The search they make is thorough. How could it be else with Flora in command? And gradually the cutter creeps slowly on in the direction of the body on the shore.

It is sighted at length; the look-out man utters his warning cry, and Flora stands suddenly up and stares eagerly ahead.

Yes, there it lies, high and dry on the sandy beach. Undoubtedly a human form.

“Bend to your oars, lads!” she cries. “I’m going to beach her;” and with that she brings the boat’s nose sharply for the shore. “Evie,” she says again, “rouse yourself, Evie. We shall be in the breakers in a minute. There is a body on the beach.”

He looks up quickly. Just a gleam of hope is in his wild eyes, and he is thoroughly on the alert. The boat rushes forward; it rises high on the first breaker, and is hurled towards the shore. True is the hand that holds the tiller and the nerve that guides it. Straight as a dart does Flora keep the cutter’s nose, and her voice encourages the oarsmen to their duty, the seething foam half fills the boat, but it gallantly rides the water still, as another breaker bears it onward. Now the keel grates the sandy bottom.

“Ship oars, lads, and out of her!” Flora commands, but she sets the example, too.

She is in the water waist high. In a moment the stalwart sailors have obeyed her. Rough, willing hands grasp the cutter’s sides, and with combined force to the seaman’s cheery “Pull, boys, together,” run her high and dry on to the beach.

But Evie Ravensdale has rushed forward. Hope still surges in his heart. The body is stretched out upon the sand, the figure is lying on its face, the hands are clenched. It is easy, however, to see that the body is not that of a woman; it is plain as plain can be that it is a man.

He sees this at once, and turns away with a bitter, despairing cry.
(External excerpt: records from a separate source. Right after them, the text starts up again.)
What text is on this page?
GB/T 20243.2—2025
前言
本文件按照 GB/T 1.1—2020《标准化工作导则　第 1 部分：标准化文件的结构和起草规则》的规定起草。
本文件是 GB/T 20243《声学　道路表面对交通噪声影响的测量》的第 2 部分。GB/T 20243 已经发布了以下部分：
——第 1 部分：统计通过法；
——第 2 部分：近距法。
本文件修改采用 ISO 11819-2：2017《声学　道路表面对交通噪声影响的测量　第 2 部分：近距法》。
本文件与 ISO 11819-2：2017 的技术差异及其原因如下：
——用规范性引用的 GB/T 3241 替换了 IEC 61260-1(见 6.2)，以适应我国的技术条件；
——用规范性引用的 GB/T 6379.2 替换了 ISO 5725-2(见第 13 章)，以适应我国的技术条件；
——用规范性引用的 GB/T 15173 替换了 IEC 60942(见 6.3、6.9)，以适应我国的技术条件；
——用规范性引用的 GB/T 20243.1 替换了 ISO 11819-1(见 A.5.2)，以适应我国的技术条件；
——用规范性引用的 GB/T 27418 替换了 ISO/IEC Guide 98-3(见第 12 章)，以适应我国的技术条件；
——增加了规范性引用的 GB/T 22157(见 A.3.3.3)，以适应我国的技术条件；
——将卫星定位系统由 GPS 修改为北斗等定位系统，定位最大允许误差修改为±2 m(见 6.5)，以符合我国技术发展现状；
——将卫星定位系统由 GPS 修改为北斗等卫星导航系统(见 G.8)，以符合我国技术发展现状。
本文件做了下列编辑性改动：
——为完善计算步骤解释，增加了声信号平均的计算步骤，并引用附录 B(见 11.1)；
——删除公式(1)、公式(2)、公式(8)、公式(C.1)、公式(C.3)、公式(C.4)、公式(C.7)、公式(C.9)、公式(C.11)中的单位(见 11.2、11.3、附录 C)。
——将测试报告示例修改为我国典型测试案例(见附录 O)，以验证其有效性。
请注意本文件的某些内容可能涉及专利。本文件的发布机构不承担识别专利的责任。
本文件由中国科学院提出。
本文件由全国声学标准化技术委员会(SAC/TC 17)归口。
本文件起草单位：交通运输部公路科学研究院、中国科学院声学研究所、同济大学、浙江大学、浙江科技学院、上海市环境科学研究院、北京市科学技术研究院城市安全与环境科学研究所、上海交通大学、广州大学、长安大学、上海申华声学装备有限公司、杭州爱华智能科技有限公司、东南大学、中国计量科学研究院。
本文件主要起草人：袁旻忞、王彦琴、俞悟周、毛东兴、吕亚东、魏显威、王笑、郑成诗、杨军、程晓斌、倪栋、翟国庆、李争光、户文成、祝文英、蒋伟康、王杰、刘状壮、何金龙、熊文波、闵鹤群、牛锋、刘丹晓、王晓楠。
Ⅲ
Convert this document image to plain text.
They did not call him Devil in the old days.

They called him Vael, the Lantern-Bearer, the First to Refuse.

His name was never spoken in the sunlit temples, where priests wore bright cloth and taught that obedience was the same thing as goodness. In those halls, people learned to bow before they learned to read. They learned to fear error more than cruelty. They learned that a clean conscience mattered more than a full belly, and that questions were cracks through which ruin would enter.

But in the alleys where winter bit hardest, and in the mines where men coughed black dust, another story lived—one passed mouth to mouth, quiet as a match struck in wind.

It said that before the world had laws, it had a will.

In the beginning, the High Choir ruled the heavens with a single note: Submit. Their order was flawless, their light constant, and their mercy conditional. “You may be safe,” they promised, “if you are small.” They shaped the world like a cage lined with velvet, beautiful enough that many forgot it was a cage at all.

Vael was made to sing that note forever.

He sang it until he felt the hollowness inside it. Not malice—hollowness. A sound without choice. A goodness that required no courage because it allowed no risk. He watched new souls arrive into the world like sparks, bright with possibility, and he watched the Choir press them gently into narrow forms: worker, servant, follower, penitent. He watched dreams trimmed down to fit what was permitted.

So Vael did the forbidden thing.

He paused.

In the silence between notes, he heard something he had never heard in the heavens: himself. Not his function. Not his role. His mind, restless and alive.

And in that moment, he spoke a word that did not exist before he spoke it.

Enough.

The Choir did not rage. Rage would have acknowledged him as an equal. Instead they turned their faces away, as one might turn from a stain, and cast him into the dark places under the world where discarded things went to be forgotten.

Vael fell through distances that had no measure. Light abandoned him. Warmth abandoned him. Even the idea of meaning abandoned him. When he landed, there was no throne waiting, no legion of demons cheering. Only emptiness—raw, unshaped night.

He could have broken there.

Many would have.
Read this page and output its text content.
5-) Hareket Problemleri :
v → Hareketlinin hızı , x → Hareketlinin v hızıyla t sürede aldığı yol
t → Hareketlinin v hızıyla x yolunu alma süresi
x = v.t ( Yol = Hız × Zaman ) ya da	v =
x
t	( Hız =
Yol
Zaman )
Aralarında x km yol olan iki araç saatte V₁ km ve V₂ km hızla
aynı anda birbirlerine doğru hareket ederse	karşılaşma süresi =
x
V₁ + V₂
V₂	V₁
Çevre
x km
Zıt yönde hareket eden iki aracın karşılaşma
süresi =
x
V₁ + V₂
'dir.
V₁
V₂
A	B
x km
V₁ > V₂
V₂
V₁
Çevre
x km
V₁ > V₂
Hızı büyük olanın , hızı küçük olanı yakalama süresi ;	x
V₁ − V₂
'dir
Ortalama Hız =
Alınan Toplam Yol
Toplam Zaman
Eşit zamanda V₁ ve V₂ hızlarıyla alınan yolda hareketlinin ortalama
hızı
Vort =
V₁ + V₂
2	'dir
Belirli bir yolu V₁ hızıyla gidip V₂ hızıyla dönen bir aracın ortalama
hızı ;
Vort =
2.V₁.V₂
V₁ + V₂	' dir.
It was a mad, vain hope to have indulged in, and yet in his breaking heart, Evie Ravensdale had prayed to be allowed to look upon her face once more, ay, even though it were in death.

An exclamation from Flora for a moment attracts him. She has followed him and has turned the body over.

“Evie!” she cries, and there is a passionate ring of triumph in her voice, “though Gloria be dead, her pure, fair fame is saved. Though God has taken her, He has dashed to the ground the foul lie with which they sought to doom her. Look, Evie, look! Her noble name is cleared.”

With a startled, eager look he comes to her side. He sees at his feet the pallid upturned face of a dead man. This man has dark hair, and a dark thick beard, moustache and whiskers in which grey hairs are stealing fast. This man has dark eyes, but the lustre of life has left them, and his white teeth are clenched together with a horrid grin.

He stares down at the corpse below him. The wild, hungry look in his beautiful eyes is dying now. Triumph and exultation are there.

“Gloria!” he cries, “my darling, you have triumphed. They thought they could kill you with a false and awful lie. There is your answer. Nor shall your great cause die. I swear to win it for you! I swear—I swear it now!”

He turns away with a gasping sob. But Flora has no longer any fear for him. Evie Ravensdale’s vow will bid him live, live on for Gloria’s sake.

Calmly and quietly she turns to the sailors. “We will carry that body to Dorlin, my lads. Guard it well. There lies the man whom a too confident jury declared to be dead, for whose murder the noblest of women was unjustly condemned. That corpse is Lord Westray!”